Two semesters are all that stand between me and my degree, but I have to say that college is really getting in the way of me getting jobs right now. Not that I have experienced a deluge of offers, but this week I have experienced the sadness that comes with turning things down or being so close to eligibility but ultimately unable to receive an offer. Let me explain.
There are these beautiful things in Spain called language institutes where the only qualification for teaching English is to be a native speaker. Thus I am overqualified, considering I study English and almost have a bachelors degree. When offered a chance to work at a camp this summer that could possibly turn into a more long-term job I had to turn it down because I needed to come back to the employer that had already hired me and finish school so that I could actually get my degree before I started paying off my student loans.
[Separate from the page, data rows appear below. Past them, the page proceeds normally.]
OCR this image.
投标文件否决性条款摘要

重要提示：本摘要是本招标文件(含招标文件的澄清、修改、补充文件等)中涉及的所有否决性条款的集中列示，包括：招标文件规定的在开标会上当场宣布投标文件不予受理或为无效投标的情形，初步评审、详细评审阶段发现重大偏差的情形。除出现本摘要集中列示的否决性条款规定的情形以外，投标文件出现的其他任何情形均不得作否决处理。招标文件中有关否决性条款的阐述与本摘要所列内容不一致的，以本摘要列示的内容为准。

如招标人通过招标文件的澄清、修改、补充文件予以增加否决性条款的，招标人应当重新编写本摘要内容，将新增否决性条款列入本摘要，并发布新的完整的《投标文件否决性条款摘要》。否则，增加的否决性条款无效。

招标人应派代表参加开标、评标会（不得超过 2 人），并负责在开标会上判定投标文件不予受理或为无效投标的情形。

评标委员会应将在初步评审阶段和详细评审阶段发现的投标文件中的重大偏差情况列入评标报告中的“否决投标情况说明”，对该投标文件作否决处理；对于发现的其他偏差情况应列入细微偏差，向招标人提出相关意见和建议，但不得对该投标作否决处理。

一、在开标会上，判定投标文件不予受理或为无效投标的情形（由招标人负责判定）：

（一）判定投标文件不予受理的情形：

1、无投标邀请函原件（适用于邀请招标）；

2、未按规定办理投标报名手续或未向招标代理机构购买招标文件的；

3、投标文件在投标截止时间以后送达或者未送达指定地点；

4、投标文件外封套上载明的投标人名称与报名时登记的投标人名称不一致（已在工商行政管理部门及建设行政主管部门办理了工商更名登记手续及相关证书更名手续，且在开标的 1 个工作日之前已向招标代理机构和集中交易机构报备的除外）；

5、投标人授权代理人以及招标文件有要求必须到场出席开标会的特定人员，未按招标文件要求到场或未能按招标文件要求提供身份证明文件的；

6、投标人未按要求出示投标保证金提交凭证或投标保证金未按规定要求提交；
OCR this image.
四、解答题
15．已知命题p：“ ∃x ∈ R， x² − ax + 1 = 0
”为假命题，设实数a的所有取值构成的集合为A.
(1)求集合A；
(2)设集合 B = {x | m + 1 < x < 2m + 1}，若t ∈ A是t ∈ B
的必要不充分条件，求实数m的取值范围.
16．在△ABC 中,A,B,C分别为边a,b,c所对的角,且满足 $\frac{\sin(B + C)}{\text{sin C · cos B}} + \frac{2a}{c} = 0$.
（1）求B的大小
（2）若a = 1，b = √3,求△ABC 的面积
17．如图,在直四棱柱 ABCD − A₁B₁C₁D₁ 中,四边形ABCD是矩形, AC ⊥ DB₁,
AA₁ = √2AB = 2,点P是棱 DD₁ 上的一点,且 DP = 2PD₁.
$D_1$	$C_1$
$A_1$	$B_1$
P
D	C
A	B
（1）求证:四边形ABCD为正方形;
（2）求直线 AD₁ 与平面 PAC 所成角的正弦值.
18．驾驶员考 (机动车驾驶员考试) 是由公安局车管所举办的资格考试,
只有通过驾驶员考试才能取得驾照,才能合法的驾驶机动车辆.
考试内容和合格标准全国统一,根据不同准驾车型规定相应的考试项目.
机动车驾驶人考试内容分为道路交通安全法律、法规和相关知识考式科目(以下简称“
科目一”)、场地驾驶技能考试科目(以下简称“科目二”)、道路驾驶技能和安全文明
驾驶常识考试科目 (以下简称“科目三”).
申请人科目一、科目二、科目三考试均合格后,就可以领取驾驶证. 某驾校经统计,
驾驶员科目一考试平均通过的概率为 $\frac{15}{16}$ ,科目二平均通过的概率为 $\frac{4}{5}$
The other Belmont student who was in Spain with me leaves today for the camp because he was in his last semester while we were in Santiago. Jealousy does not begin to describe what I feel.
But Spain is not the only place where I'm almost needed. A member of my family recently got a job as principal at a high school here in Tennessee and needs to hire a new Spanish teacher. Her one applicant is admittedly not fluent in Spanish and didn't even study it in college. The only thing keeping me from applying: those two semesters I lack. I'm basically 10 months from being qualified. Talk about wrong place at the wrong time.
I realize that this is life and that these jobs will still exist after May 14, 2011. It just hurts so much to be so close and seeing these opportunities to move on with my life that I can't snag just yet. The hopeful part of this: there is confirmed life after graduation.